By Stephen W. Hiemstra

Why should we believe in the resurrection?

The truth of the resurrection became the most important confession of the early church. In John’s Gospel faith consists, primarily, in believing in the resurrection (John 20:25–29). Paul’s letter to the Romans states it plainly: “if you confess with your mouth that Jesus is Lord and believe in your heart that God raised him from the dead, you will be saved” (Rom 10:9). Paul knew this truth first hand because the risen Christ appeared to him on the road to Damascus—a story recorded three times in the Book of Acts [2]. At one point, the risen Christ appears to more than five hundred witnesses in just one setting (1 Cor 15:6).

The resurrection event changed the Apostle’s lives forever. Ten of the eleven faithful apostles died a martyr’s death [3]. The fact that they were willing to die for their beliefs is strong historical evidence for the truth of the resurrection.

Peter’s sermon at Pentecost in Jerusalem speaks of both the prophecy of the resurrection and the eye witness accounts. Peter cites this prophecy: “For you will not abandon my soul to Sheol, or let your holy one see corruption” (Ps 16:10). The original context of the Psalm points to King David [4], but Peter, as an apostle, correctly interprets the “holy one” as referring also to Jesus (Acts 2:27–31). Peter’s next statement is most telling: “This Jesus God raised up, and of that we all are witnesses.” (Acts 2:32) Peter’s argument was both truthful and compelling because it convinced more than three thousand people to be baptized that day (Acts 2:41).

At least three reasons motivate us to believe in the resurrection. The first reason was given by Paul: “if Christ has not been raised, your faith is futile and you are still in your sins.” (1 Cor 15:17) We obtain forgiveness from God only because of Christ’s perfect sacrifice as the Lamb of God. A second reason follows from the first. Jesus’ resurrection makes our resurrection and eternal life possible. A third reason is that in the resurrection God attested Jesus as the Christ (Acts 17:31). Jesus’ path in life, death, and resurrection then becomes the template for our faith and the only source of our salvation (Phil 3:10–11).

[1] The references in this chapter to the Apostle’s Creed are all taken from FACR (2013, Q/A 23). Another translation is found in (PCUSA 1999, 2.1—2.3).

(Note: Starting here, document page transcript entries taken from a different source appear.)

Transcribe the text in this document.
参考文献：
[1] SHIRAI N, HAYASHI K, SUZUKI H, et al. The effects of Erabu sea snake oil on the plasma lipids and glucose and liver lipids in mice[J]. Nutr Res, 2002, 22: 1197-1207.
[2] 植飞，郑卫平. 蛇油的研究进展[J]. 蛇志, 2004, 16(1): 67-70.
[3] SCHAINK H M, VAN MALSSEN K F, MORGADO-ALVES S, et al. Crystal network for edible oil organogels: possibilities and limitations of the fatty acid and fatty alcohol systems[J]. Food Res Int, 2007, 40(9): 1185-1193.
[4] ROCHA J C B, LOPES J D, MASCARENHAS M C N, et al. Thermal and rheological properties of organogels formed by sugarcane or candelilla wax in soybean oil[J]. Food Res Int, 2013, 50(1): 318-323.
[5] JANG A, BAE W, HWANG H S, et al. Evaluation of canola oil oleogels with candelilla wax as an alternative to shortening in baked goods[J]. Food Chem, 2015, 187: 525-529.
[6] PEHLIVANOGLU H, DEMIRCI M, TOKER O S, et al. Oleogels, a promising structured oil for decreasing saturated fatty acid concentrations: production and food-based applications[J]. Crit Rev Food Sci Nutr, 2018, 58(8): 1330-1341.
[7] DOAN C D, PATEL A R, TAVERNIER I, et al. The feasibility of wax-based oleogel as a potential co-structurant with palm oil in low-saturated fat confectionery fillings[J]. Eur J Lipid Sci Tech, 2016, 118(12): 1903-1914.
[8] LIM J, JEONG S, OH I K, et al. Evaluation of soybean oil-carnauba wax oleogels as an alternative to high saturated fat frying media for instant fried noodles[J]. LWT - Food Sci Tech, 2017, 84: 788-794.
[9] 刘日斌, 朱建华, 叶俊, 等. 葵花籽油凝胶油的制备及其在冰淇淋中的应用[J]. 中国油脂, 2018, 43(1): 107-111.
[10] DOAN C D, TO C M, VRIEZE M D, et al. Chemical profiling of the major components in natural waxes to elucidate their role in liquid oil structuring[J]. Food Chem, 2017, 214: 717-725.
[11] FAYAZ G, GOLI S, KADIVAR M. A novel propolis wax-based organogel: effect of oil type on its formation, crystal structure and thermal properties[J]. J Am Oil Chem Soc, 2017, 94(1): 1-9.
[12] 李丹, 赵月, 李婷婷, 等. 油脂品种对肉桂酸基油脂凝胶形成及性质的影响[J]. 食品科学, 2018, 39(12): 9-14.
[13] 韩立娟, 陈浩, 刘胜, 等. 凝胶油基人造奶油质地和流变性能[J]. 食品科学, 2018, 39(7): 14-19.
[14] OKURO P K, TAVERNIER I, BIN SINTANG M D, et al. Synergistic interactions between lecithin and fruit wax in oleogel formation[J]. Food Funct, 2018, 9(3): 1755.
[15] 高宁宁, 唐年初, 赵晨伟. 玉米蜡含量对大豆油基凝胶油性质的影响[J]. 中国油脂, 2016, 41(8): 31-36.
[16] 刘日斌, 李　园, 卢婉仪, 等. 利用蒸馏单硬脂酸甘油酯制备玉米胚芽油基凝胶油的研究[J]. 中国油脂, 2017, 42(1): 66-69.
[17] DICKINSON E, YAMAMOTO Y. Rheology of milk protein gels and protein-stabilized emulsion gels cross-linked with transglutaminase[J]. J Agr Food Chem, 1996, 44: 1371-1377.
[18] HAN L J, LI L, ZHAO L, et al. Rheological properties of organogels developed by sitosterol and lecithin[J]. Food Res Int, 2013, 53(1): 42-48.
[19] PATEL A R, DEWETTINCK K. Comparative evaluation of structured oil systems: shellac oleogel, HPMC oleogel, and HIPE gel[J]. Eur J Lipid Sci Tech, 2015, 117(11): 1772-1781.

[2] Paul’s conversion was so powerful that he ceased being one of the church’s chief persecutors and he became one of the early church’s strongest evangelists (Acts 8:3). Also see: Acts 8:3–5, 22:6–8, and 26:13–15.

[3] The Apostle John was the only one of the eleven faithful disciples that did not die a martyr (Fox and Chadwick 2001, 10).

[4] The verse is a Hebrew doublet. The two parts repeat the same thought. Therefore, holy one refers to my soul.


Faith Alive Christian Resources (FACR). 2013. The Heidelberg Catechism. Cited: 30 August, 2013. Online:

Fox, John and Harold J. Chadwick. 2001. The New Foxes’ Book of Martyrs (Orig Pub 1563). Gainsville, FL: Bridge-Logos Publishers.

Presbyterian Church in the United States of America (PC USA). 1999. The Constitution of the Presbyterian Church (U.S.A.)—Part I: Book of Confession. Louisville, KY: Office of the General Assembly.